# Jasmine



## JazzyGirl (May 25, 2009)

I have no idea if she is pure or not as she came from the shelter. I am guessing not, but wondered what you guys thought. I get many people saying she is pure. We say she is 11/12ths GSD and 1/12 something else. Not sure what that something else might be. I would be very interested in hearing guesses.


----------



## Jazy's mom (Jan 5, 2004)

She looks all GSD to me and very cute!!!!!!

BTW, love the name.


----------



## jfisher (Dec 29, 2005)

She really looks pure to me but if I HAD to say she had a touch of another breed, I'd pick Akita because of her long straight legs and something about her ears reminds me...However, that could also be her age too.
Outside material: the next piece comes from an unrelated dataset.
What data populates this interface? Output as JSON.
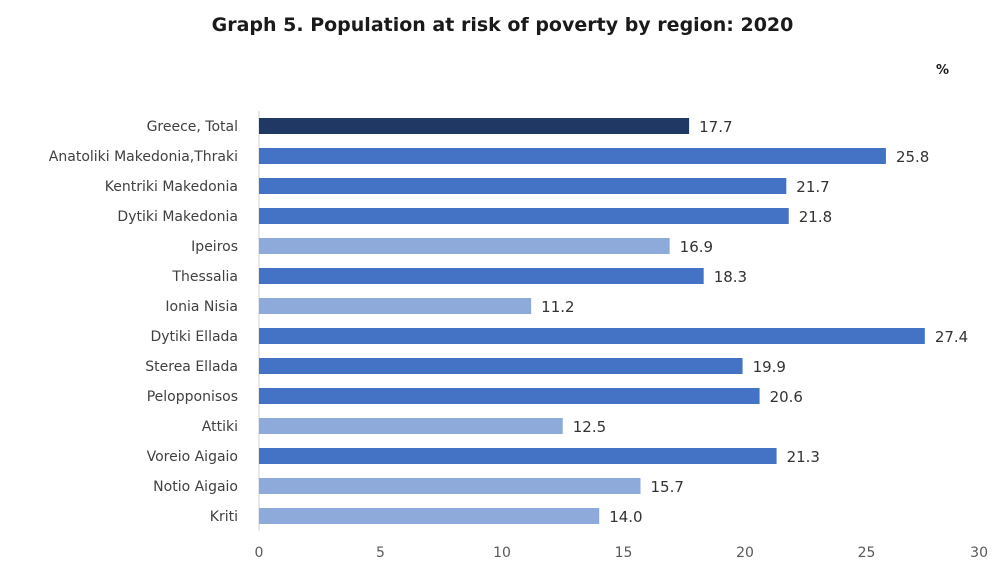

Regardless, she's a doll-baby!









-Jackie


----------



## JazzyGirl (May 25, 2009)

So, the spots on her belly don't mean anything? I thought for sure GSD's didn't have that. Thanks for the compliments. I am totally gaga over her and am so glad I found her.


----------



## JKlatsky (Apr 21, 2007)

Looks pure to me too...Or VERY VERY close. Congratulations on the Baby!!


----------



## HeidiW (Apr 9, 2009)

GSD do have spots on belly. She looks majority GSD to me maybe a tiny speck of akita I think too with the white tip on her tail? 
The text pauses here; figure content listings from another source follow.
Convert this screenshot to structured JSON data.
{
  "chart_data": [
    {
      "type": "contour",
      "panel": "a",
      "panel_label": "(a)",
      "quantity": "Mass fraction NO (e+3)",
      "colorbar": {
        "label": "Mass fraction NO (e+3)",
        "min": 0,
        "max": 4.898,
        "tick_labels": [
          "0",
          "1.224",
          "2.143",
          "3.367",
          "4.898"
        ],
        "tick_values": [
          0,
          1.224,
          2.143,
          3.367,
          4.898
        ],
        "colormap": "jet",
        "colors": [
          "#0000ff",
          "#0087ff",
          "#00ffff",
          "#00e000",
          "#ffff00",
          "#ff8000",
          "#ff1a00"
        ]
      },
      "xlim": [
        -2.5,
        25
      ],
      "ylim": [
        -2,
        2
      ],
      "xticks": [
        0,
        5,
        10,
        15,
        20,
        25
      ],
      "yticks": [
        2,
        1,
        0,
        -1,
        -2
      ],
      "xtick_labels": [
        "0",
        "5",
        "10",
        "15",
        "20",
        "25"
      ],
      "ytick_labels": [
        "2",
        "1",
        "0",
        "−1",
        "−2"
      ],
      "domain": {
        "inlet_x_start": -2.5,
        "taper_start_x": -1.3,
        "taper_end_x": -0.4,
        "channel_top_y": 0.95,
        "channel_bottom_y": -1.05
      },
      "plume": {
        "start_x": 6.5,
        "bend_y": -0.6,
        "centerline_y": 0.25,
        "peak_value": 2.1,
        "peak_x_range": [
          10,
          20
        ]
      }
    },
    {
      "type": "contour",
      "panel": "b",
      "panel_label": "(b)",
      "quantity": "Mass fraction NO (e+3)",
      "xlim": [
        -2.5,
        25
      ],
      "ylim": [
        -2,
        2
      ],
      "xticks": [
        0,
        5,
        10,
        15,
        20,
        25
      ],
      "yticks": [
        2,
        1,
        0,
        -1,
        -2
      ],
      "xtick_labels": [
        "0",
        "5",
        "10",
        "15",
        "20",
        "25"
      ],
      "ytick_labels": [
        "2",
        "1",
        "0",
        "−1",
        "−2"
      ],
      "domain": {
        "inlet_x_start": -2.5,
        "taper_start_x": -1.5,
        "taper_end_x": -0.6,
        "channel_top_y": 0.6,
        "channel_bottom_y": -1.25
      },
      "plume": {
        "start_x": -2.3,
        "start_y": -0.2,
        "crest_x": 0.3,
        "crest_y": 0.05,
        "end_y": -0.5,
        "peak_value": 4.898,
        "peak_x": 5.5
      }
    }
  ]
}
She is a beauty, thanks for saving her!!!


----------



## JazzyGirl (May 25, 2009)

Really? I didn't know that. 

I was also wondering about her coloring; is she considered a sable? If not, what would her coloring be called?


----------



## Fodder (Oct 21, 2007)

> Originally Posted By: JazzyGirlReally? I didn't know that.
> 
> I was also wondering about her coloring; is she considered a sable? If not, what would her coloring be called?


black and tan


----------



## JazzyGirl (May 25, 2009)

I see; well don't I feel silly now! Thanks for the info.


----------



## SunCzarina (Nov 24, 2000)

She's very cute, whatever she is! I'm going to guess she's 3/4 GSD with the rest being Akita - I see Akita in her head in the last pic, her hind end and her tail. Cute baby.


----------



## GSDTrain (Apr 21, 2008)

adorable whatever she is!


----------